ECLI:NL:RBAMS:2008:BF4985
Rechtbank Amsterdam
- Eerste aanleg - meervoudig
- D.J. Cohen Tervaert
- W.M. van den Bergh
- C. Kraak
- Rechtspraak.nl
Verschoningsrecht advocaat en de uitzondering bij acuut gevaar voor leven of integriteit
In deze zaak, behandeld door de Rechtbank Amsterdam op 2 oktober 2008, staat het verschoningsrecht van de advocaat centraal. De rechtbank behandelt de ontvankelijkheid van het Openbaar Ministerie in de vervolging van de verdachte, die betrokken is bij een strafzaak waarin afgeluisterde gesprekken met zijn advocaat zijn gebruikt. De feiten zijn als volgt: op 17 januari 2008 is een telefoongesprek tussen de verdachte en zijn advocaat afgeluisterd, waarin de verdachte meldt wapens en explosieven in zijn bezit te hebben. De officier van justitie heeft het gesprek ter hand gesteld aan de Deken van de Orde van Advocaten, die concludeert dat het gesprek onder het verschoningsrecht valt. De rechter-commissaris verleent echter toestemming om delen van het gesprek aan het dossier toe te voegen, omdat er een uitzonderlijke situatie zou zijn waarin het algemeen belang van de veiligheid van de samenleving boven het verschoningsrecht gaat.

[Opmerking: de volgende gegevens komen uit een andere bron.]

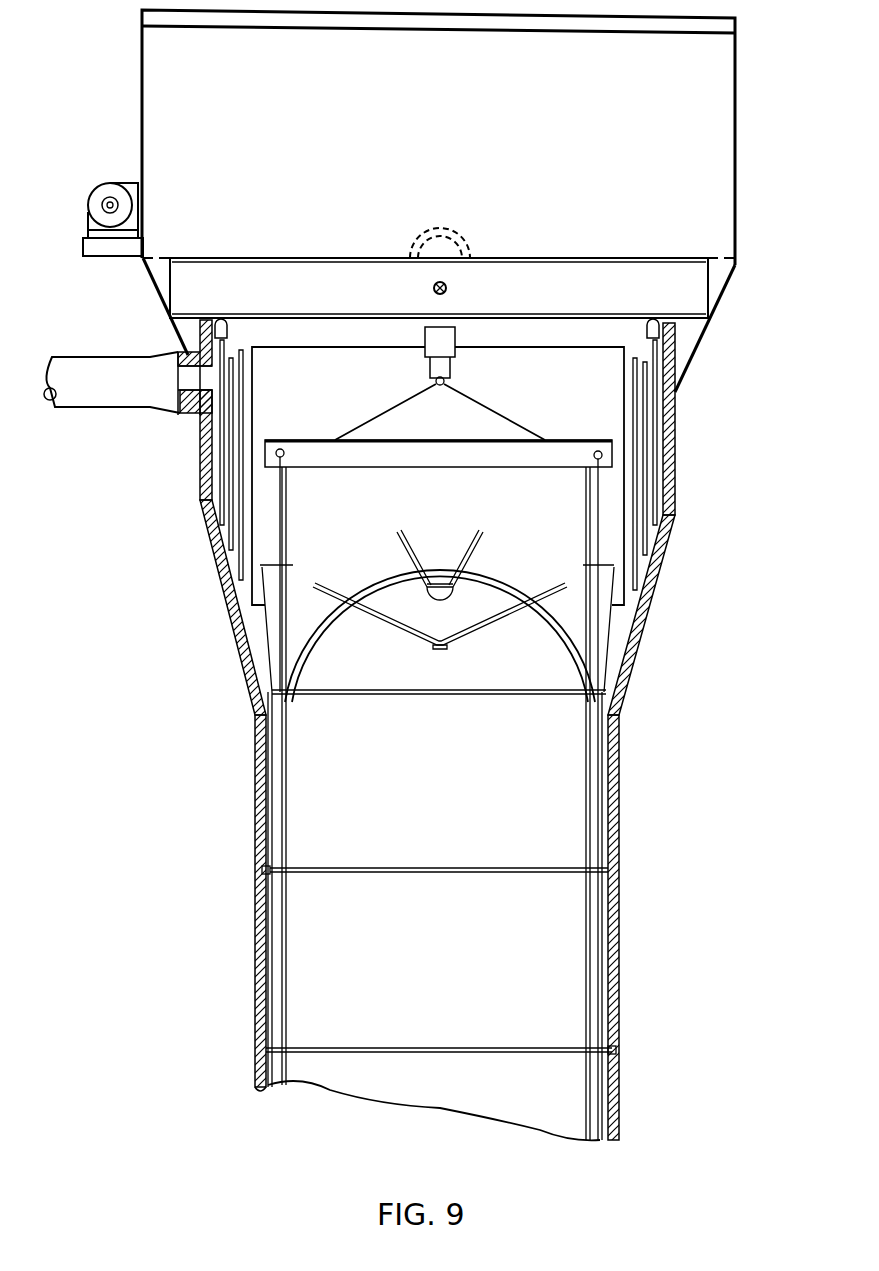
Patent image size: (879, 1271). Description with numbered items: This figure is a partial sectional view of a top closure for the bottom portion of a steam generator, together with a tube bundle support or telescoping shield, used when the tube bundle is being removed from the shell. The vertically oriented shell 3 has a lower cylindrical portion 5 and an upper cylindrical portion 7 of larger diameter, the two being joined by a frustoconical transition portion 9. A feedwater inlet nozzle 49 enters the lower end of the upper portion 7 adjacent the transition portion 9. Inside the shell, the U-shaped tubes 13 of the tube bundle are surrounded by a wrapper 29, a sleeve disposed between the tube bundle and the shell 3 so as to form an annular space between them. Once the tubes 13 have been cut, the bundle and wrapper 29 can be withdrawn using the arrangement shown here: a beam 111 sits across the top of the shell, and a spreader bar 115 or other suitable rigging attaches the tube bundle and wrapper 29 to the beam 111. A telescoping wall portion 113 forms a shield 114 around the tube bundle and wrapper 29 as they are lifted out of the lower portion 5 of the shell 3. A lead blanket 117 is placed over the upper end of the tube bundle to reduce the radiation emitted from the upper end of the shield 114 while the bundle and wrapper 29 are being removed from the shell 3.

De verdediging stelt dat het Openbaar Ministerie niet ontvankelijk is, omdat het onderzoeksteam kennis heeft genomen van het volledige gesprek, wat als onrechtmatig wordt beschouwd. De rechtbank oordeelt dat de schendingen van de procedure niet leiden tot niet-ontvankelijkheid van het Openbaar Ministerie. De rechtbank benadrukt dat het verschoningsrecht van de advocaat in beginsel moet worden gerespecteerd, maar dat er uitzonderingen zijn wanneer er concrete aanwijzingen zijn voor acuut gevaar voor leven of integriteit. De rechtbank concludeert dat er op het moment van de beslissing van de rechter-commissaris onvoldoende aanwijzingen waren voor een dergelijke noodsituatie.
De rechtbank verwerpt het beroep van de verdediging op niet-ontvankelijkheid en stelt dat de behandeling van de zaak zal worden voortgezet op een nader te bepalen datum. Deze beslissing is genomen door een meervoudige kamer, bestaande uit de voorzitter en twee rechters, en is openbaar uitgesproken.